Nowadays Japan is dynamic and changing. High growth new firms like GREE, DeNA, and Rakuten are not well known outside of Japan but are profitable, large, and acquiring firms around the world as well as being responsible for employment of thousands. Japanese firms are acquiring manufacturing capacity in China and Korea as they focus on high profit components instead of name brands. Data from STAJE’s research shows that new firms that start in Japan in the last ten years now employ millions. In contrast, Sony recently terminated 10,000 employees in Japan. Mitsubishi, Mitsui, and Sumitomo have scaled back in many business units and Toyota lost market share over quality concerns. There has been a breakdown in the social contract system of job security through lifetime employment.

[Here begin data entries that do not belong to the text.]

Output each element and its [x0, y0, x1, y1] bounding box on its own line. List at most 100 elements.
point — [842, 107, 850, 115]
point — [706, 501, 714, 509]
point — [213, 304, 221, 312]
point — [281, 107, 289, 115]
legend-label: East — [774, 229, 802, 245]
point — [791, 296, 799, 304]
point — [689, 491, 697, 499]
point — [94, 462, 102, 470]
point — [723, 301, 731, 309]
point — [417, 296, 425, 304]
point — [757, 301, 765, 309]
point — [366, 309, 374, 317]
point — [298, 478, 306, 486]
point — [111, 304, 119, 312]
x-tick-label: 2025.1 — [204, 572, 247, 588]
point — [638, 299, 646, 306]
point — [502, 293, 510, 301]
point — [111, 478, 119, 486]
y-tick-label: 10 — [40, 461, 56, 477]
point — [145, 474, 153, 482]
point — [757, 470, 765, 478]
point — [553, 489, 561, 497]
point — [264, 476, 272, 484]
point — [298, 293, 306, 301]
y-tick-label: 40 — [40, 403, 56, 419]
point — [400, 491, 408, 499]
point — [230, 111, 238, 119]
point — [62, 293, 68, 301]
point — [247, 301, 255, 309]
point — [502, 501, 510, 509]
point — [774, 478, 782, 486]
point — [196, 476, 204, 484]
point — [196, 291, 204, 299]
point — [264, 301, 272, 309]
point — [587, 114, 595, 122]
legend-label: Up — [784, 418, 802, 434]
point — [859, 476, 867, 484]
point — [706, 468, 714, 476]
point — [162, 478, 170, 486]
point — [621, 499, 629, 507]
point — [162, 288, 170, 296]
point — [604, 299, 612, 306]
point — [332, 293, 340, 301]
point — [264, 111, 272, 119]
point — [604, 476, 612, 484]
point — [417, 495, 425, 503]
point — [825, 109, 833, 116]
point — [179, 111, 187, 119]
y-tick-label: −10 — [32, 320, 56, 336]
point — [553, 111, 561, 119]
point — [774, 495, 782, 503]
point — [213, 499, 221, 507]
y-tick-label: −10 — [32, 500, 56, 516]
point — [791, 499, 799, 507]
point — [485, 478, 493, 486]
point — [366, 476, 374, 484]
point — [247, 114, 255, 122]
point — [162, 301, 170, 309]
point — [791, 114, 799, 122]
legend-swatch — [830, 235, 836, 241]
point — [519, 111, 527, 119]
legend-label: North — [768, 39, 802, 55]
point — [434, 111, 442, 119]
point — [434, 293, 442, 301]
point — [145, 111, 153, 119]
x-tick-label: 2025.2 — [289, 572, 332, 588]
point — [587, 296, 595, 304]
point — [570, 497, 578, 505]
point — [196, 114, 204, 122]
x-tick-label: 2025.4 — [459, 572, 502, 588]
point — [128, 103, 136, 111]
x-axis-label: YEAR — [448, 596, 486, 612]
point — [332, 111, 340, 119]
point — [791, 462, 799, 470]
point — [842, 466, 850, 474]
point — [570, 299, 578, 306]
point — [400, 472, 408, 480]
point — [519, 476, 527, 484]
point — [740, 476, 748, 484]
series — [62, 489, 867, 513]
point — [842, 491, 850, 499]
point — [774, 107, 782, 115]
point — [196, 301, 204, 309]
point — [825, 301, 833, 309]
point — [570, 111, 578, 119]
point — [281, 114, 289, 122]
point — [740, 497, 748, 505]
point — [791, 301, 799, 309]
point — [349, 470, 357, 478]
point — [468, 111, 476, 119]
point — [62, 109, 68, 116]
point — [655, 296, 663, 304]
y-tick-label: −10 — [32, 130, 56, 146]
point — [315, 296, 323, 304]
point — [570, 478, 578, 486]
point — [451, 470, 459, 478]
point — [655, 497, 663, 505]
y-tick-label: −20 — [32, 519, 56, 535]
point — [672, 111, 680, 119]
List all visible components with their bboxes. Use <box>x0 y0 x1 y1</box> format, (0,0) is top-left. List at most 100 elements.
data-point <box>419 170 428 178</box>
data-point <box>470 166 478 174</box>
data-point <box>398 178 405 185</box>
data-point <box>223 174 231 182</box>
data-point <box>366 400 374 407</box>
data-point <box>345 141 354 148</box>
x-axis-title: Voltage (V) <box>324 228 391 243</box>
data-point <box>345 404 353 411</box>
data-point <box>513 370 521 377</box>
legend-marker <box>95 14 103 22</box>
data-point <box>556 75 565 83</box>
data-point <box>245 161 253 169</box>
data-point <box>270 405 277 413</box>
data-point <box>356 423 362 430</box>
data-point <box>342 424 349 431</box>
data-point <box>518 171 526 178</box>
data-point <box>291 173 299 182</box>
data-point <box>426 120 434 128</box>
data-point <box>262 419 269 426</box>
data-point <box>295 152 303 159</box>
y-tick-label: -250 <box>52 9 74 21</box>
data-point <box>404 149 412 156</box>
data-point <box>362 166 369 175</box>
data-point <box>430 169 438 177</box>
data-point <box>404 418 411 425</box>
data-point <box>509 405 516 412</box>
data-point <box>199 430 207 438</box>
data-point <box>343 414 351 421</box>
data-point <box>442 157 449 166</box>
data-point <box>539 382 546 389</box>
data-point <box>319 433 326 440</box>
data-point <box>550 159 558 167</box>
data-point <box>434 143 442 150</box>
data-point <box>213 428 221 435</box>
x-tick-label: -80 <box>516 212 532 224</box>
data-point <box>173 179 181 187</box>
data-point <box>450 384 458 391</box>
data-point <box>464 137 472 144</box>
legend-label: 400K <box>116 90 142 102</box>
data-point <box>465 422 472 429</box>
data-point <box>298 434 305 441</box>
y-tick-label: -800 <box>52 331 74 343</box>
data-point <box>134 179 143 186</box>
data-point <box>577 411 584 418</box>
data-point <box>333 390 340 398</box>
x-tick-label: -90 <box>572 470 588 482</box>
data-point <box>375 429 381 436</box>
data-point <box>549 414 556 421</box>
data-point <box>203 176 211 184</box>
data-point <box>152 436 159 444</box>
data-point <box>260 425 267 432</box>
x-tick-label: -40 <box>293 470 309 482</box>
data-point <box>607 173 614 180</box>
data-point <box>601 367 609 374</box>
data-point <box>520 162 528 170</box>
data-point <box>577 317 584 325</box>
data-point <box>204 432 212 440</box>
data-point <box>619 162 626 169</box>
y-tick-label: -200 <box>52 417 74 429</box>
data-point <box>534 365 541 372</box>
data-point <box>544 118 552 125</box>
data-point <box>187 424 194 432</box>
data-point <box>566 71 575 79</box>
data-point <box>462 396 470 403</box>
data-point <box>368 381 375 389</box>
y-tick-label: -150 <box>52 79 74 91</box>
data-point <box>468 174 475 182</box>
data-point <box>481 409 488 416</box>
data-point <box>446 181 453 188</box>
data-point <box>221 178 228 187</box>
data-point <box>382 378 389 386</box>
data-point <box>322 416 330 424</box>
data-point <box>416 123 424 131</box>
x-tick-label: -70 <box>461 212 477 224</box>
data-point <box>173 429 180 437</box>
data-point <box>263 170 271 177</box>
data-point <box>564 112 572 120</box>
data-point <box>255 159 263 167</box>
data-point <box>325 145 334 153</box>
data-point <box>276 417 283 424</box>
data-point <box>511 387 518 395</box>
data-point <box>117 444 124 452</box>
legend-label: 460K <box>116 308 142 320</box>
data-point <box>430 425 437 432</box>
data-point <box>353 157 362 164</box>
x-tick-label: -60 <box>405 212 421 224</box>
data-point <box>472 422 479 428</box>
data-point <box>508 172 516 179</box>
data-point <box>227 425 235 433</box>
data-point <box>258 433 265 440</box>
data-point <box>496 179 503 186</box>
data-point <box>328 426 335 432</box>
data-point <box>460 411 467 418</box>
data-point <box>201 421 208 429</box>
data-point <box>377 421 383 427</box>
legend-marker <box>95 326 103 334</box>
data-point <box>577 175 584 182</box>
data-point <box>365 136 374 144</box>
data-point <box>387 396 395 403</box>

Job security in a large company, once a mainstay of working for a Japanese company, is no longer as available and undergraduates coming out of college are now more willing to work for foreign companies or to try something on their own.  

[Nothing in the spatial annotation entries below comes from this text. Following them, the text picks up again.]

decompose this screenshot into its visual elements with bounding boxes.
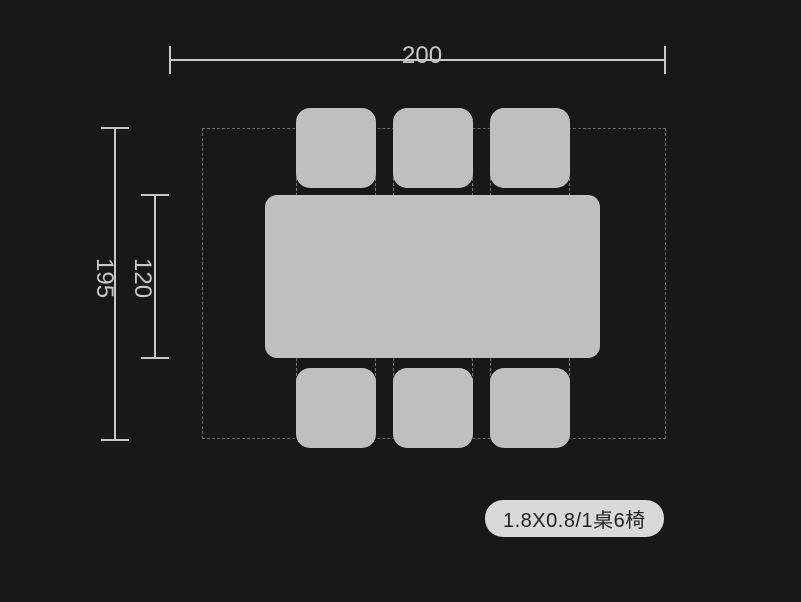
size-badge: 1.8X0.8/1桌6椅: [485, 500, 664, 537]
chair-bottom-2: [393, 368, 473, 448]
table: [265, 195, 600, 358]
chair-top-3: [490, 108, 570, 188]
chair-bottom-1: [296, 368, 376, 448]
diagram-stage: 200 120 195 1.8X0.8/1桌6椅: [0, 0, 801, 602]
chair-bottom-3: [490, 368, 570, 448]
height-195-label: 195: [90, 258, 118, 298]
chair-top-2: [393, 108, 473, 188]
chair-top-1: [296, 108, 376, 188]
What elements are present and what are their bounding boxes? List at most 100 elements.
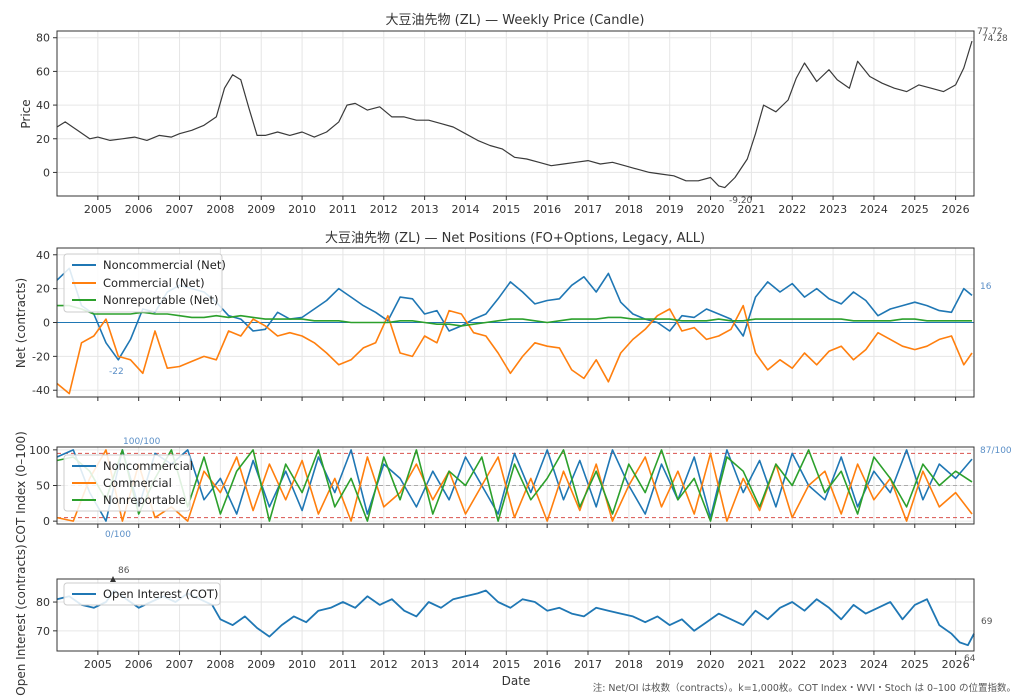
x-tick-label-2023: 2023	[819, 658, 847, 671]
oi-annotation-max: 86	[118, 566, 130, 576]
cot-y-axis-label: COT Index (0–100)	[14, 431, 28, 543]
x-tick-label-2008: 2008	[206, 658, 234, 671]
y-tick-label-20: 20	[36, 283, 50, 296]
price-grid	[57, 31, 974, 196]
x-tick-label-2006: 2006	[125, 658, 153, 671]
y-tick-label--40: -40	[32, 384, 50, 397]
oi-annotation-last: 69	[981, 617, 993, 627]
y-tick-label-100: 100	[29, 444, 50, 457]
cot-marks	[56, 449, 974, 522]
x-tick-label-2025: 2025	[901, 203, 929, 216]
y-tick-label-0: 0	[43, 317, 50, 330]
cot-legend-commercial: Commercial	[103, 476, 172, 490]
x-tick-label-2009: 2009	[247, 203, 275, 216]
x-tick-label-2016: 2016	[533, 658, 561, 671]
y-tick-label-20: 20	[36, 133, 50, 146]
price-series-line	[56, 40, 973, 189]
x-tick-label-2017: 2017	[574, 658, 602, 671]
price-plot-frame	[56, 30, 975, 197]
cot-legend-nonreportable: Nonreportable	[103, 493, 186, 507]
x-tick-label-2023: 2023	[819, 203, 847, 216]
oi-legend-label: Open Interest (COT)	[103, 587, 218, 601]
x-tick-label-2014: 2014	[451, 658, 479, 671]
net-annotation-min: -22	[109, 367, 124, 377]
open-interest-panel: Open Interest (contracts) 2005 2006 2007 20…	[14, 544, 993, 695]
x-tick-label-2008: 2008	[206, 203, 234, 216]
price-ticks: 2005 2006 2007 2008 2009 2010 2011 2012 2013 2014…	[36, 32, 970, 216]
price-panel: 大豆油先物 (ZL) — Weekly Price (Candle) Price…	[19, 13, 1008, 216]
net-legend-commercial: Commercial (Net)	[103, 276, 205, 290]
oi-ticks: 2005 2006 2007 2008 2009 2010 2011 2012 2013 2014…	[36, 596, 970, 671]
x-tick-label-2026: 2026	[942, 658, 970, 671]
y-tick-label-80: 80	[36, 32, 50, 45]
price-marks	[56, 40, 973, 189]
x-tick-label-2014: 2014	[451, 203, 479, 216]
x-tick-label-2017: 2017	[574, 203, 602, 216]
cot-ticks: 0 50 100	[29, 444, 957, 528]
y-tick-label-40: 40	[36, 249, 50, 262]
price-chart-title: 大豆油先物 (ZL) — Weekly Price (Candle)	[386, 13, 645, 28]
y-tick-label-0: 0	[43, 166, 50, 179]
cot-annotation-max: 100/100	[123, 437, 161, 447]
x-tick-label-2019: 2019	[656, 658, 684, 671]
cot-annotation-last: 87/100	[980, 446, 1012, 456]
x-tick-label-2018: 2018	[615, 658, 643, 671]
x-tick-label-2010: 2010	[288, 203, 316, 216]
oi-annotation-min: 64	[964, 654, 976, 664]
cot-legend-noncommercial: Noncommercial	[103, 459, 193, 473]
x-tick-label-2010: 2010	[288, 658, 316, 671]
cot-annotation-min: 0/100	[105, 530, 131, 540]
net-y-axis-label: Net (contracts)	[14, 278, 28, 368]
net-positions-panel: 大豆油先物 (ZL) — Net Positions (FO+Options, …	[14, 231, 992, 401]
y-tick-label-0: 0	[43, 515, 50, 528]
oi-legend-box	[63, 582, 221, 606]
x-tick-label-2005: 2005	[84, 203, 112, 216]
x-tick-label-2022: 2022	[778, 658, 806, 671]
price-annotation-low: -9.20	[729, 196, 753, 206]
x-tick-label-2021: 2021	[737, 203, 765, 216]
cot-legend: Noncommercial Commercial Nonreportable	[63, 454, 193, 512]
x-tick-label-2007: 2007	[166, 203, 194, 216]
x-tick-label-2018: 2018	[615, 203, 643, 216]
net-chart-title: 大豆油先物 (ZL) — Net Positions (FO+Options, …	[325, 231, 705, 246]
net-legend-box	[63, 253, 223, 313]
x-tick-label-2015: 2015	[492, 203, 520, 216]
footnote: 注: Net/OI は枚数（contracts）。k=1,000枚。COT In…	[593, 682, 1016, 694]
x-tick-label-2025: 2025	[901, 658, 929, 671]
oi-y-axis-label: Open Interest (contracts)	[14, 544, 28, 695]
cot-legend-box	[63, 454, 191, 512]
x-tick-label-2020: 2020	[697, 658, 725, 671]
x-tick-label-2016: 2016	[533, 203, 561, 216]
y-tick-label-60: 60	[36, 65, 50, 78]
x-tick-label-2026: 2026	[942, 203, 970, 216]
net-legend-nonreportable: Nonreportable (Net)	[103, 293, 218, 307]
y-tick-label-50: 50	[36, 480, 50, 493]
x-tick-label-2011: 2011	[329, 658, 357, 671]
price-y-axis-label: Price	[19, 99, 33, 128]
x-tick-label-2005: 2005	[84, 658, 112, 671]
x-tick-label-2019: 2019	[656, 203, 684, 216]
cot-series-line-0	[56, 449, 973, 522]
net-legend: Noncommercial (Net) Commercial (Net) Non…	[63, 253, 226, 313]
net-marks	[56, 267, 974, 395]
x-tick-label-2015: 2015	[492, 658, 520, 671]
x-tick-label-2007: 2007	[166, 658, 194, 671]
net-series-line-1	[56, 304, 973, 395]
x-tick-label-2020: 2020	[697, 203, 725, 216]
x-tick-label-2024: 2024	[860, 203, 888, 216]
net-series-line-2	[57, 304, 972, 327]
price-annotation-last: 74.28	[982, 34, 1008, 44]
net-legend-noncommercial: Noncommercial (Net)	[103, 258, 226, 272]
x-tick-label-2009: 2009	[247, 658, 275, 671]
oi-max-marker	[110, 576, 116, 582]
x-tick-label-2013: 2013	[411, 203, 439, 216]
x-tick-label-2012: 2012	[370, 658, 398, 671]
cot-series-line-2	[56, 449, 973, 522]
x-tick-label-2022: 2022	[778, 203, 806, 216]
oi-plot-frame	[56, 578, 975, 652]
x-tick-label-2011: 2011	[329, 203, 357, 216]
x-tick-label-2013: 2013	[411, 658, 439, 671]
y-tick-label-70: 70	[36, 625, 50, 638]
oi-legend: Open Interest (COT)	[63, 582, 221, 606]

Students are beginning to show interest in entrepreneurship and there is a feeling of doing something for oneself is more important than relying on the “salary man” job.  Venture capital firms and incubators are starting to sprout in Japan. Open Network Lab (Onlab) is Japan’s version of Silicon Valley based Y Combinator, an incubator that provides technology startups with mentorship, office space, and an introductory investment of approximately US$12,000 in exchange for equity.  Even large Japanese giants are getting into the game; NTT Investments, the investment division of Japan’s largest telecommunications company, NTT DoCoMo, has invested in B Dash Ventures, a venture capital fund started by Hiroyuki Watanabe, a veteran venture capitalist in Japan.

The research at Stanford is helping to make the dynamic situation in Japan understandable. STAJE recently hosted an event in Tokyo with the US Embassy with over 500 attendees listening to research and views. Last year, STAJE hosted the US undersecretary of State, Robert Hormats, Japan’s ambassador to the US,Ichiro Fujisaki, the US ambassador to Japan, John Roos and dozens of representatives from industry and universities in both countries. STAJE facilitated the new joint work between the National Venture Capital Association and the Japanese Venture Capital Association. Research from STAJE is being used by joint U.S.-Japan government commissions on innovation and entrepreneurship – of which both Eberhart and Professor William Miller are delegates - and the effort was recently featured in a joint communiqué of the White House and the Japanese Prime Minister’s office. STAJE has over fifty papers written and presented under its auspices and cooperated closely with the University of Tokyo.


Japan is a critical and exemplary part of the world’s cultural matrix that earned the respect of all around the world as Japanese people cooperated and showed its strength in the face of their disasters last year. As a famous researcher on Japan observed, Japan – a relatively small country – could not have become the 2nd largest economy in the world if it were not innovative and entrepreneurial. Its differences with the U.S. and other nations give researchers of entrepreneurship a powerful tool and laboratory. According to Professor William Miller, “culture is defined by the system in the environment, and when the system changes, the culture changes.” In Japan, research has shown that lowering failure barriers, such as reducing personal asset risk, increases new firm performance and contributes to an entrepreneur-friendly environment. Stanford’s Project on Japanese Entrepreneurship is leading timely and relevant research to help us understand not only Japan, but ourselves.